Many other responsibilities can also be extracted into a feature store platform so client teams do not have to deal with them:

Documentation: All feature documentation can be centralized in a feature registry (as shown in Figure 5), which is part of the feature store.
Maintenance: Updating feature code to fix bugs, improve efficiency, and manage versioning. All of this becomes much more efficient when handled by a dedicated, specialized team.
Debugging/troubleshooting capabilities: The platform can create centralized tools for log visualization and processing (e.g. distributed tracing visualization, SQL queries on logs, and more).
Caching: It’s very common for feature values to be cached to reduce costs and processing times. Providing such a caching layer at the platform entry-points can be easily done by the feature store team.
Governance/Auditing: Organizations operating in heavily-regulated environments (e.g. banking, healthcare, defense) often need to keep precise audit trails of how models are used. Some examples:
- What were the exact feature values and output score for each individual instance scored? (or at least a sample thereof)
- Which exact model version was being used at a specific moment in time?

Cons

Con: Feature stores can become bottlenecks for teams that need to iterate quickly

From the point of view of client teams, retrieving a feature from a feature store platform may be more difficult than doing it “the usual way” (i.e. directly querying its primary source).

As a result, teams with very short experimentation cycles may see the platform as a source of friction. This usually happens in scenarios such as:

Fast Proofs-of-Concept (PoCs)

A team wants to create a simple feature to test a new data source, but having to add it to the FS first adds too much overhead and defeats the purpose of a simple PoC.

Capabilities not yet available in the feature store

A team needs a custom functionality (such as custom pre-processing or post-processing) that does not yet exist in the platform. However, the FS team has its own roadmap and objectives and it can’t prioritize enabling this functionality now.

Of course, the FS team can and should make the platform as simple as possible to use. Ease of use reduces the overhead, and therefore reduces these problems. We learned several lessons on this topic, as we’ll cover in part 2 of this series.

Con: Naïve architectures can introduce additional latency

The most “naïve” implementation of a real-time feature store is as an “intermediate layer” between models and the upstream services that own the features.

However, this new layer will add some latency overhead when compared to accessing those sources directly (simply because extra network or database calls are being added to the flow).

It may be an issue in scenarios where milliseconds make a difference (e.g. High-frequency Trading), but these are few and far between. Still, there are several strategies to reduce this impact:

Prefetching: Refers to fetching and caching the next features (before they are even requested). In other words, if we know feature C is always requested after features A and B, we can compute C ahead of time so it’s already available when it is requested.
Local caching: Data used to build critical features can be stored locally in the FS platform for fast retrieval (instead of being fetched over the network). For example, if transfer-related features are very important for you, all transfers could be stored in a local key-value store like Redis, such that retrieval becomes instantaneous when/if features are requested.
Parallel fetching: Independent features can be retrieved in parallel through multithreading.

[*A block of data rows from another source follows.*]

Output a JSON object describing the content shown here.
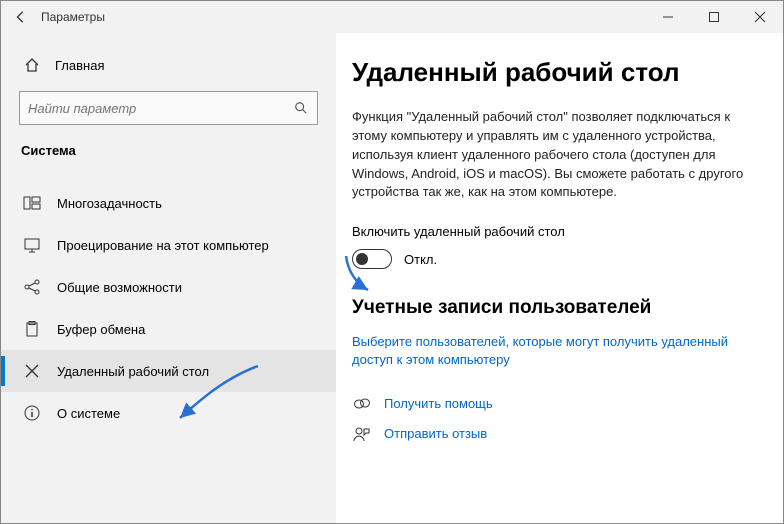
{
  "window": {
    "title": "Параметры"
  },
  "sidebar": {
    "home_label": "Главная",
    "search_placeholder": "Найти параметр",
    "category": "Система",
    "items": [
      {
        "label": "Многозадачность"
      },
      {
        "label": "Проецирование на этот компьютер"
      },
      {
        "label": "Общие возможности"
      },
      {
        "label": "Буфер обмена"
      },
      {
        "label": "Удаленный рабочий стол"
      },
      {
        "label": "О системе"
      }
    ]
  },
  "main": {
    "heading": "Удаленный рабочий стол",
    "description": "Функция \"Удаленный рабочий стол\" позволяет подключаться к этому компьютеру и управлять им с удаленного устройства, используя клиент удаленного рабочего стола (доступен для Windows, Android, iOS и macOS). Вы сможете работать с другого устройства так же, как на этом компьютере.",
    "toggle_label": "Включить удаленный рабочий стол",
    "toggle_state": "Откл.",
    "accounts_heading": "Учетные записи пользователей",
    "accounts_link": "Выберите пользователей, которые могут получить удаленный доступ к этом компьютеру",
    "help_label": "Получить помощь",
    "feedback_label": "Отправить отзыв"
  }
}
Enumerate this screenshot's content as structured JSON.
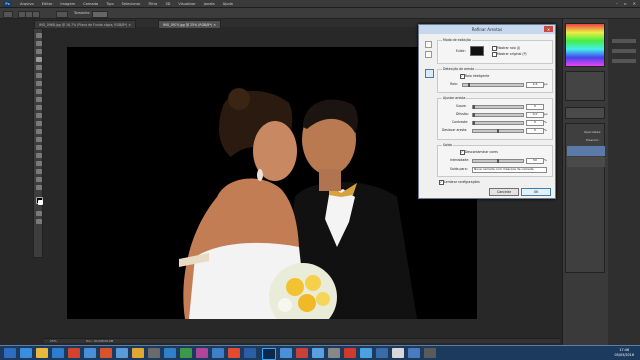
{
  "app": {
    "logo": "Ps"
  },
  "menu": [
    "Arquivo",
    "Editar",
    "Imagem",
    "Camada",
    "Tipo",
    "Selecionar",
    "Filtro",
    "3D",
    "Visualizar",
    "Janela",
    "Ajuda"
  ],
  "window_controls": {
    "minimize": "–",
    "maximize": "▫",
    "close": "✕"
  },
  "workspace_label": "Essenciais",
  "options_bar": {
    "size_label": "Tamanho:"
  },
  "tabs": [
    {
      "label": "IMG_0968.jpg @ 16,7% (Plano de Fundo cópia, RGB/8*) ×"
    },
    {
      "label": "IMG_0974.jpg @ 25% (RGB/8*) ×"
    }
  ],
  "status": {
    "zoom": "25%",
    "doc": "Doc: 40,0M/40,0M"
  },
  "dialog": {
    "title": "Refinar Arestas",
    "close": "✕",
    "view_mode": {
      "title": "Modo de exibição",
      "view_label": "Exibir:",
      "show_radius": "Mostrar raio (J)",
      "show_original": "Mostrar original (P)"
    },
    "edge_detection": {
      "title": "Detecção de aresta",
      "smart_radius": "Raio inteligente",
      "radius_label": "Raio:",
      "radius_value": "2,6",
      "radius_unit": "px"
    },
    "adjust_edge": {
      "title": "Ajustar aresta",
      "rows": [
        {
          "label": "Suave:",
          "value": "0",
          "unit": ""
        },
        {
          "label": "Difusão:",
          "value": "0,0",
          "unit": "px"
        },
        {
          "label": "Contraste:",
          "value": "0",
          "unit": "%"
        },
        {
          "label": "Deslocar aresta:",
          "value": "0",
          "unit": "%"
        }
      ]
    },
    "output": {
      "title": "Saída",
      "decontaminate": "Descontaminar cores",
      "amount_label": "Intensidade:",
      "amount_value": "50",
      "amount_unit": "%",
      "output_to_label": "Saída para:",
      "output_to_value": "Nova camada com máscara de camada"
    },
    "remember": "Lembrar configurações",
    "cancel": "Cancelar",
    "ok": "OK"
  },
  "panels": {
    "opacity_label": "Opacidade:",
    "fill_label": "Preench.:"
  },
  "clock": {
    "time": "17:46",
    "date": "05/05/2016"
  },
  "colors": {
    "taskbar": "#1c3a5e",
    "dialog_title": "#c7d8ee",
    "accent": "#3c7fb1"
  }
}
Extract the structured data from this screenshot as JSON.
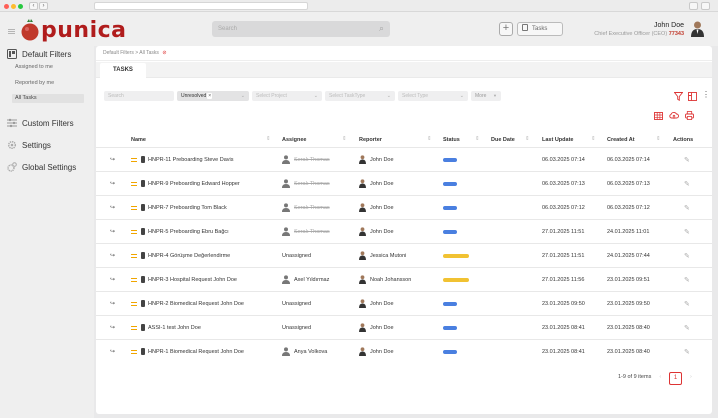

It’s worth noting, however, that not all feature store implementations follow this naïve approach. In fact, many architecture choices can in fact reduce feature fetching time instead of increasing it.

Con: Feature stores may make observability and debugging harder for client teams

Introducing a feature store to retrieve real-time features usually means that observability (viewing logs and metrics) and debugging (tracing the root cause of a problem) will change. That happens because retrieval logic is now abstracted away, and logs may no longer look like what client teams are used to.

This often creates initial resistance to adoption. It’s important to make sure client teams do not lose the ability to observe and debug feature retrieval on their own, because nobody likes losing autonomy when solving production issues.

In practice, this resistance can be significantly reduced when the feature store follows the same conventions used by the organization’s other services. Important practices include:

Following existing logging conventions

Logs and metrics emitted by the feature store platform must be as similar as possible to those used by other (non-ML) services: using the same technologies, same patterns, same structure, following the same distributed tracing patterns where applicable.

Making sure basic user needs are met

The “bare minimum” use cases should remain simple and easy. All client teams should be able to:

Inspect raw input features for individual instances scored by a model.
View latency metrics (averages and percentiles) for individual features over time.
See exception messages and stack traces whenever errors occur during feature retrieval.

Including all necessary dimensions in logs and metrics

Logs and metrics must include the caller model name and any other dimensions required to distinguish different call flows (e.g. shadow-mode vs non-shadow-mode calls).

This “con” is only an issue during the initial adoption of a feature store. In the long run, a feature store may provide even better observability and debugging capabilities than standard services.

Conclusion

Feature stores carry a real implementation and adoption cost, especially for organizations that are still beginning to structure their real-time ML systems. Still, as the number of models, teams, and use cases grows, the benefits of standardization, reuse, governance, and operational efficiency tend to outweigh that initial investment.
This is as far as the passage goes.